Cognitive and social psychology posits that humans employ a variety of both fast (heuristic, intuition, emotions) and slow (cost-benefit, deductive) reasoning strategies when faced with a problem. In economics, though, most if not all experimental procedures are built on the assumption of a slow, deliberate, maximising agent; an eventual use of heuristics is deduced from the deviations of observed behavior from the benchmark. We develop a new elicitation method that recognizes instead the dual nature of human cognition, and is able to directly elicit both fast and slow responses.
A decision maker (DM) i faces a choice among N alternatives, and is given T seconds to make up her mind. Each second her (provisional) choice is recorded. At the end of the allotted time one second is uniformly drawn, and the provisional choice recorded at that time determines the payoff. If no choice had been submitted at the drawn time, then the DM is assigned a uniform random choice in the alternative space. The design incentivises subjects to give a first, rough choice that they think improves on the default random allocation and then a second, thoughtful choice that would improve on the first.
We apply the method to food choice and nutritional labeling -- a domain where there exists a clear fast-slow cleavage. Most food choices are a System One affair: intuition, habits, culture, hunger, all pay a role. Food labels convey instead information that would be most relevant to System Two: nutrition, health, location, ingredients. In the literature it has long been argued that color-coded labels are 'more intuitive' but offer coarse information and are strictly inferior -- from a System Two perspective -- to analytical labels providing almost complete information.

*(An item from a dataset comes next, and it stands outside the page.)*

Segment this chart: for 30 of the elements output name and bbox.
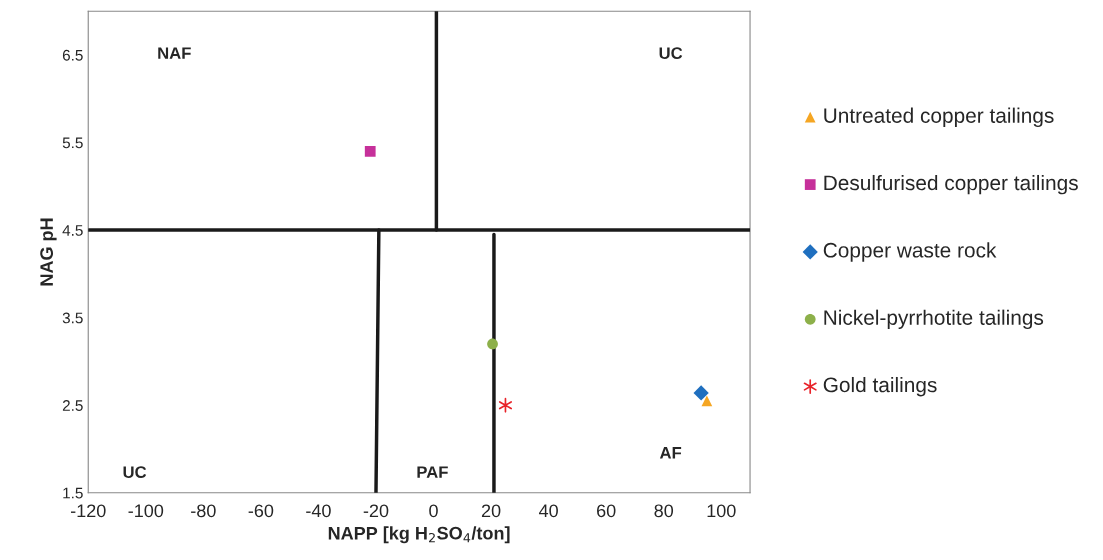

We ask subjects two types of simple nutritional discrimination questions: analytic, detailed questions ('which of these products contains less Salt?'), and aggregate, comprehensive questions (which of these product has overall the best nutritional quality?'). At the same time, we vary the type of label (color, numbers, aggregate, analytic) that is presented alongside the product. Subjects have to find the correct option among a small set of 4 products, described by their name, a picture, and a nutritional label. References are induced and performance can be objectively measured. We expose subjecs to label-only, image-only, and image+label choice screens.
We ran the experiment within-subjects on 193 subjects, recruited from a general-population sample of adults living in the Grenoble Metro Area
The results of the label-only treatment -- used to calibrate the method and to see if it reliably delivers both fast and slow choices -- are highly encouraging. The aggregate color-coded label generates fast, good choices; at the other side of the spectrum, a numeric-only label needs longer times to be effective but it eventually picks up. The mixed label, that combines colors \textit{and} numbers, mimicks the behavior of the color label for the first seconds and of the number label later on. The analysis is still ongoing on the remainder of the dataset; a discrete choice duration model is being fine-tuned to fit the data.